Belediye başkanı, bu ekonomik analizin duruma dair kapsamlı bir bakış açısı sunmadığını belirterek, yüksek konut maliyetleri akrabaları uzaklaştırdığında ailelerin bölündüğünü ve nesiller Maui'den ayrıldığında kültürel bilginin kaybolduğunu vurguladı. Ayrıca, meclise, yasa tasarısının yeni konut inşaatı, altyapı yatırımları ve yasadışı olarak işletilen tatil kiralamalarının yasaklanmasını içeren daha geniş kapsamlı bir konut stratejisinin parçası olduğunu açıkladı. Su temini ve kanalizasyon altyapısı kısıtlamaları nedeniyle inşa edilebilecek yeni konut miktarının sınırlı olduğunu da sözlerine ekledi. Bissen, Maui'de turizmin devam edeceğini, ancak bunun "mahallelerimizi boşaltmayacak" bir şekilde yapılması gerektiğini söyledi.

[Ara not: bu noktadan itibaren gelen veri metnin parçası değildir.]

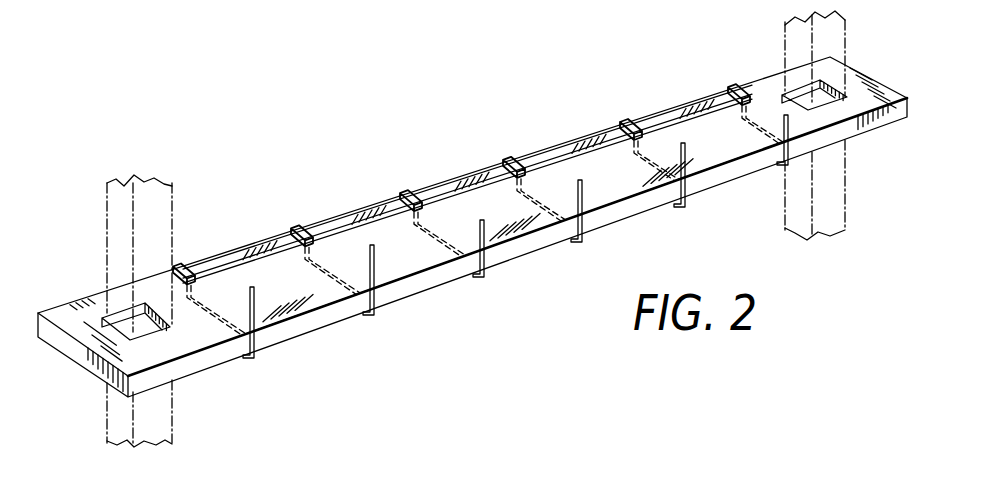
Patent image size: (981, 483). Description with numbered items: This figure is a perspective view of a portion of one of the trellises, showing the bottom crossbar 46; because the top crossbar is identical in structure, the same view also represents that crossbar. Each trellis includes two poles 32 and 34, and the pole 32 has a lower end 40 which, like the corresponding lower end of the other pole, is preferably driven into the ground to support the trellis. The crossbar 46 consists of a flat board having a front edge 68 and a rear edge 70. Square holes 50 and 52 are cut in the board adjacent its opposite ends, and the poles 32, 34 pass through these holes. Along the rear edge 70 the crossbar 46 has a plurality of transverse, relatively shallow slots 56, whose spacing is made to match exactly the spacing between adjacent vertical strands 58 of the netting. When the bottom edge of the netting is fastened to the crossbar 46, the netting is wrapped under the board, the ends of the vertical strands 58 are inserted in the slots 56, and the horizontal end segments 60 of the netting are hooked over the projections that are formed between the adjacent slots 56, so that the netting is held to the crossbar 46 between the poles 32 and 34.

The lower end 40 is at (97, 0).
The pole 32 is at (172, 168).
The pole 34 is at (842, 37).
The bottom crossbar 46 is at (470, 235).
The square hole 50 is at (106, 317).
The square hole 52 is at (843, 93).
The slot 56 is at (176, 267).
The vertical strand 58 is at (479, 263).
The horizontal end segment 60 is at (262, 247).
The front edge 68 is at (208, 364).
The rear edge 70 is at (80, 300).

Belediye başkanının personeli, meclis üyelerine, bu önlemle birlikte ziyaretçi harcamalarının azalacağını, ancak düşüşün çoğunun konaklama harcamalarından kaynaklanacağını söyledi. Konut bölgelerinde tatil evi sahibi olanların %94'ü Maui'de yaşamadığı için, bu gelirin büyük bir kısmının zaten yurt dışından geldiğini belirttiler. İlçe bütçesinin, önlemden kaynaklanan tahmini 61 milyon dolarlık yıllık vergi geliri düşüşünü karşılayabileceğini öngördüler.